Some are almost impossible to reach by road because the insurgents have blown up bridges.
From one town to another, Boko Haram fighters have left their imprint of destruction - the charred remains of market places, homes, government buildings and farms.
Signboards have been painted over in black and replaced with Boko Haram insignia and inscriptions in Arabic.
"Thank you! Thank you!" a group of women chant as they praise the soldiers who reclaimed their town, Doron Baga, from Boko Haram.
They are the few people we found in the area. Most others fled after possibly the worst insurgent attack yet in the region.

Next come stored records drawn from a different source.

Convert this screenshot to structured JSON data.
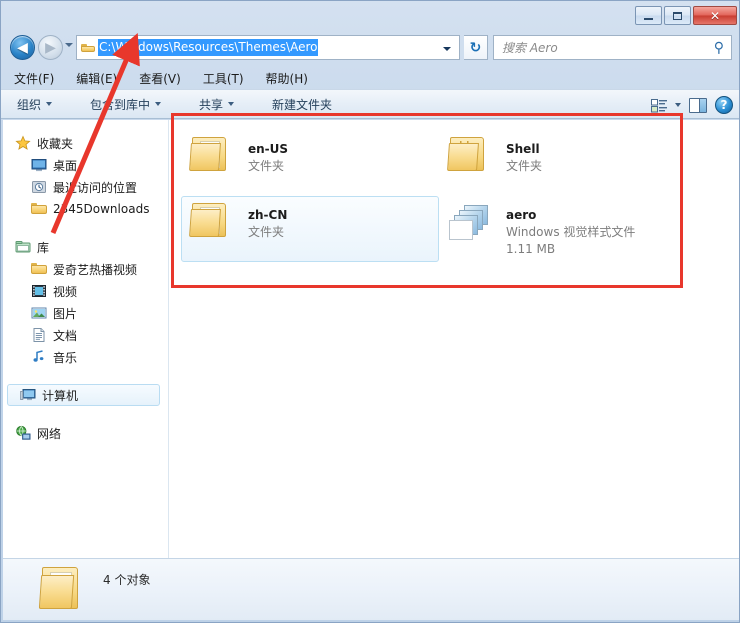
{
  "window": {
    "buttons": {
      "minimize_label": "–",
      "maximize_label": "",
      "close_label": "✕"
    }
  },
  "address_bar": {
    "back_glyph": "◀",
    "forward_glyph": "▶",
    "path": "C:\\Windows\\Resources\\Themes\\Aero",
    "refresh_glyph": "↻",
    "search_placeholder": "搜索 Aero",
    "search_icon_glyph": "⚲"
  },
  "menu": {
    "items": [
      {
        "label": "文件(F)"
      },
      {
        "label": "编辑(E)"
      },
      {
        "label": "查看(V)"
      },
      {
        "label": "工具(T)"
      },
      {
        "label": "帮助(H)"
      }
    ]
  },
  "toolbar": {
    "items": [
      {
        "label": "组织",
        "caret": true
      },
      {
        "label": "包含到库中",
        "caret": true
      },
      {
        "label": "共享",
        "caret": true
      },
      {
        "label": "新建文件夹",
        "caret": false
      }
    ],
    "help_label": "?"
  },
  "sidebar": {
    "groups": [
      {
        "header": {
          "label": "收藏夹",
          "icon": "star-icon"
        },
        "items": [
          {
            "label": "桌面",
            "icon": "desktop-icon"
          },
          {
            "label": "最近访问的位置",
            "icon": "recent-places-icon"
          },
          {
            "label": "2345Downloads",
            "icon": "folder-icon"
          }
        ]
      },
      {
        "header": {
          "label": "库",
          "icon": "library-icon"
        },
        "items": [
          {
            "label": "爱奇艺热播视频",
            "icon": "folder-icon"
          },
          {
            "label": "视频",
            "icon": "video-icon"
          },
          {
            "label": "图片",
            "icon": "pictures-icon"
          },
          {
            "label": "文档",
            "icon": "documents-icon"
          },
          {
            "label": "音乐",
            "icon": "music-icon"
          }
        ]
      },
      {
        "header": {
          "label": "计算机",
          "icon": "computer-icon",
          "hovered": true
        },
        "items": []
      },
      {
        "header": {
          "label": "网络",
          "icon": "network-icon"
        },
        "items": []
      }
    ]
  },
  "files": [
    {
      "name": "en-US",
      "type": "文件夹",
      "size": "",
      "icon": "folder-icon",
      "hovered": false
    },
    {
      "name": "Shell",
      "type": "文件夹",
      "size": "",
      "icon": "folder-multi-icon",
      "hovered": false
    },
    {
      "name": "zh-CN",
      "type": "文件夹",
      "size": "",
      "icon": "folder-icon",
      "hovered": true
    },
    {
      "name": "aero",
      "type": "Windows 视觉样式文件",
      "size": "1.11 MB",
      "icon": "theme-file-icon",
      "hovered": false
    }
  ],
  "status_bar": {
    "text": "4 个对象",
    "icon": "folder-icon"
  },
  "annotations": {
    "highlight_color": "#e8372c",
    "rectangle_label": "file-list-highlight",
    "arrow_label": "address-bar-pointer"
  }
}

It has been suggested that during the January attack, Boko Haram killed hundreds, possibly more - and then set fire to dozens of buildings.
'Those bastards kill men'
Now the town is deserted. At the main market area, blackened-out shells have replaced what would have been busy shops.
Mangled motorcycles litter the streets, their tyres blown out. Decomposing bodies lie by the roadside and fill the air with the stench of death.
A group of women take shade under a tree away from the scorching heat. "Boko Haram fighters killed my sister," one tells me.
"We attempted to leave three times for Maiduguri but the militants threatened to shoot us. They hardly fed us and we were very hungry. But when the soldiers liberated us, they gave us some food."
Despite the successes of the military, many of the reclaimed towns are empty. Only small groups of women, children and the elderly can be found.
Abubakar Ali is one of the few young men around. He had a fractured leg and could not run away when insurgents attacked Monguno town.
"My grandmother hid me under the bed," he says. "They don't touch women, especially old women, but those bastards kill men. They came searching but they didn't find any man in the house so they left."
Even Mubi town, a major commercial centre in Adamawa State, is largely deserted, except for the troops on patrol.
"I would plead with the people of Mubi," says the town's traditional Muslim leader, Emir Abubakar Ahmadu. "Come back home so that we develop Mubi more than ever before."